At Lampeter, furthermore, there was a short homily by the Vice-Chancellor, most striking for its exhortation to see whatever they did in life, as graduates of their University, as an opportunity for 'serving their generation'. This suggests the quaintly old-fashioned idea, which I haven't come across for some time, that the point of gaining a degree is not to get a job which is many times better paid than others, but to be able to use one's knowledge, energies and skills in the service of others.
When I attended my own graduation some thirty years ago, that was still the prevailing ethos. That was why higher education was free. You received these opportunities, and you put in the hard work that was required, not for your own selfish improvement, but in order to equip yourself better to be a useful member of society, to work for the common wealth. But since then successive governments, no doubt reflecting the spirit of the age, have come to regard students as consumers of education. Education is something you ingest in order to get fat; so of course you must pay for it. But what will be the result? It's not hard to work out that it will be generations of graduates who have no choice but to demand the most inflated salaries they can, simply in order to pay off their student loans, and who will have no incentive to see their careers in any sense as serving the greater good of society, but only themselves. Society has withheld what used to be a gift of grace - generous and undeserved - to them; why should they give anything back to society?
in contrast, graduation ceremonies up and down the land still present a public challenge to these prevailing values, and a statement of how things should be. They insist on what can only be described as the sacredness of learning. That is, that studying, receiving an education is an awesome privilege, a serious charge and responsibility, an attempt - not just in science, but in every discipline - to seek out truth, to discover the mind of God.
Made in the image of God, like little children wanting to learn from our parent, to acquire everything the parent can know and do, we study as part of our stewardship of creation, in obedience to the injunction in Genesis, to exercise responsible dominion over the created order.
If graduation is a rite of passage for the young, it is for their parents too, of course.

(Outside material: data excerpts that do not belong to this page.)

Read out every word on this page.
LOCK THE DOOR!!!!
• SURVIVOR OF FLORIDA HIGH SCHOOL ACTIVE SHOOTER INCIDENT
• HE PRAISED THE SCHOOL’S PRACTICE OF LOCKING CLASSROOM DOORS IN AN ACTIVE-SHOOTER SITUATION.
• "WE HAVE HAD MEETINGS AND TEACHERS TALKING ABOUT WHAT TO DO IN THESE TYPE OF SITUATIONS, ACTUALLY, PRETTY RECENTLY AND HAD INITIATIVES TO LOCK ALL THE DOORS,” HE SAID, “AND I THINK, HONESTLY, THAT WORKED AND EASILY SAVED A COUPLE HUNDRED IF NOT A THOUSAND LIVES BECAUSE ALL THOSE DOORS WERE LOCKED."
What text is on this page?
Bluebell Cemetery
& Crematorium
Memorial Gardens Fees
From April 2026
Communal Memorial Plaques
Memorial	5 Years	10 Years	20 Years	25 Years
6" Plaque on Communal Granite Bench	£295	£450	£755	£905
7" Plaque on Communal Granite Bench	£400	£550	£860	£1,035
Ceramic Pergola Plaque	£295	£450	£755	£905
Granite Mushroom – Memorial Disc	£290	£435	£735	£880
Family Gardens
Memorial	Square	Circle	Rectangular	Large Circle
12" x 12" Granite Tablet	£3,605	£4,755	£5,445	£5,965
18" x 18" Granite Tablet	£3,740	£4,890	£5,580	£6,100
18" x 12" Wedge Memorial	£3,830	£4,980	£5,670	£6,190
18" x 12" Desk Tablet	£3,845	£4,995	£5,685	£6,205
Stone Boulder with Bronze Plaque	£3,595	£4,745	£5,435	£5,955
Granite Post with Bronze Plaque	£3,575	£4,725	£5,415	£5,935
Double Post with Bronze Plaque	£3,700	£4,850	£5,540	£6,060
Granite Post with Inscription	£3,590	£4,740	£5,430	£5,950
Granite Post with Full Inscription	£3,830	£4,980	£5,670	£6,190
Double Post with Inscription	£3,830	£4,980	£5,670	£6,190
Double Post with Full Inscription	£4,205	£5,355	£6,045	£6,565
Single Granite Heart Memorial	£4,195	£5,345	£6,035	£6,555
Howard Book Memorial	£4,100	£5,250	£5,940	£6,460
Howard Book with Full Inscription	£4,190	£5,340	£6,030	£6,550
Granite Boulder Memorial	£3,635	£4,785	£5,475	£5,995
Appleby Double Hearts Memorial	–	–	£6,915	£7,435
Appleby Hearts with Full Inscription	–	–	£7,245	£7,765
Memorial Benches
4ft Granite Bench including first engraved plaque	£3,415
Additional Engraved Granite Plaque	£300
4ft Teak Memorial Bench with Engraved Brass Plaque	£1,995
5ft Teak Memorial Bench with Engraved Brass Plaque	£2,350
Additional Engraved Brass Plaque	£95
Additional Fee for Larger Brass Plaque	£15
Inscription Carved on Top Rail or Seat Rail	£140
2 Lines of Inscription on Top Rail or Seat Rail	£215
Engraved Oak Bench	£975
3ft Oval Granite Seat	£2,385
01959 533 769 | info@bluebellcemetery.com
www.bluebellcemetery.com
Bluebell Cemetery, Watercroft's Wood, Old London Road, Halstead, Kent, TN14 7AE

We also are moving on to the next step or gradus of our life journey. But we are making this journey in inhospitable times, when the spirit of the age is not receptive, is actively hostile even, to the values on which many of our institutions are still based. Modern culture, in England at least, despises education and the intellect - how else would we have allowed governments to make a wasteland of our schools and universities, and a dispirited underclass of our teachers? It does not believe in the sacredness of learning, but only in the sacredness of celebrity. This is the country where you can get a knighthood for being famous or glamorous, but not for a lifetime of humble service of science, or of your fellow-men and -women.
This journey in inhospitable times can often feel like a night-patrol along some kind of Hadrian's Wall, against which the tides of barbarism are constantly threatening to prevail and bring in a new Dark Age. But from time to time something like a graduation ceremony brings just a little ray of light, an encouraging reminder, that truth is still on our side.